Ausflug in den Alltag | Kritik Bergkirchen
„Blaupause“ ist der Titel des Programms gewesen, mit dem Frizz Feick das Publikum in der Katharinenkirche in Bergkirchen am vergangenen Freitag in eine passende Kellerkneipen-Stimmung versetzt hat. Der Bückeburger Ausnahmemusiker präsentierte auf Einladung von George Kochbeck kongenial gespielten „Lounge Pop“.Der Liedermacher aus Schaumburg war nicht allein nach Bergkirchen gekommen.
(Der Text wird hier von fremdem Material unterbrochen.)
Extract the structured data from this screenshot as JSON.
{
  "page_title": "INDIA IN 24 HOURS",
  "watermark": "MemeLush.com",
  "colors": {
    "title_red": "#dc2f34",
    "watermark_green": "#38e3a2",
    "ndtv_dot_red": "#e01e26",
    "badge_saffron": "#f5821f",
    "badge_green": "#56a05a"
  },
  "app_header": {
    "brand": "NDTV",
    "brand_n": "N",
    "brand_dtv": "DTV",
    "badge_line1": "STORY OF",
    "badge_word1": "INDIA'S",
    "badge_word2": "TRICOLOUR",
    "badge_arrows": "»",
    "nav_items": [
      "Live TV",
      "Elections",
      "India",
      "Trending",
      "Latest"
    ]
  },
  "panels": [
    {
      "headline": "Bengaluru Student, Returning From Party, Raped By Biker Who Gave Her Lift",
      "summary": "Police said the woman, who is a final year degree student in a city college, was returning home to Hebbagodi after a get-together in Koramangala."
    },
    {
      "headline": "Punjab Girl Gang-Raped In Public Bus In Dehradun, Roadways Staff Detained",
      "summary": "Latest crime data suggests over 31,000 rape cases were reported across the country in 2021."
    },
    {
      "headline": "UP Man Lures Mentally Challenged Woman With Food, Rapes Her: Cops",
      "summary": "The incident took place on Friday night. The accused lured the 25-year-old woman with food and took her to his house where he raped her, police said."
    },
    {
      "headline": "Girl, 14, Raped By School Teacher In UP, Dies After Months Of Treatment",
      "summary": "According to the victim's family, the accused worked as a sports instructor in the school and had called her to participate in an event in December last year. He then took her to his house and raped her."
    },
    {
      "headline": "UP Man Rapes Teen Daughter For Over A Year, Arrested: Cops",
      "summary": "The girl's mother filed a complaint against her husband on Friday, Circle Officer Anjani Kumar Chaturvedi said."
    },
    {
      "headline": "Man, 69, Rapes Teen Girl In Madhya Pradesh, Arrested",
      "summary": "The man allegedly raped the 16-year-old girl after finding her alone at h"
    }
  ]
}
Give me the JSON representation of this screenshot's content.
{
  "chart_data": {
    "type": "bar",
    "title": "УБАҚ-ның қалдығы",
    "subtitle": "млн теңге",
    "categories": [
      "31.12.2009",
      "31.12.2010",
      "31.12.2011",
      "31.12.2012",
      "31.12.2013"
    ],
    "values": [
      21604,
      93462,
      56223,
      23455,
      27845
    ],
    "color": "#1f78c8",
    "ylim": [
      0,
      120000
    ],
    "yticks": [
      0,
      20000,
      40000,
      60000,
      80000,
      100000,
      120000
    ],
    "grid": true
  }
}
Corinna Ludzuweit und Markus Setzer unterstützten Feick an Percussion und Bass, Kochbeck selbst stand hinter den Keyboards, um sowohl Titel aus Feicks jüngster Veröffentlichung „Blaupause“ als auch ältere Stücke wie „Panama“, „Seitenspringer“ und „Rumtata“ zu spielen. Die Musiker überzeugten im gut gelaunten Zusammenspiel mit den lässig-jazzigen Pop-Perlen aus Feicks Feder, die mit ihren Bossa Nova -und Funk-Zitaten selbst die harten Kirchenbänke des Gotteshauses vergessen machten und das Auditorium in die entspanntbeschwingte Stimmung eines lauen Sommerabends versetzten.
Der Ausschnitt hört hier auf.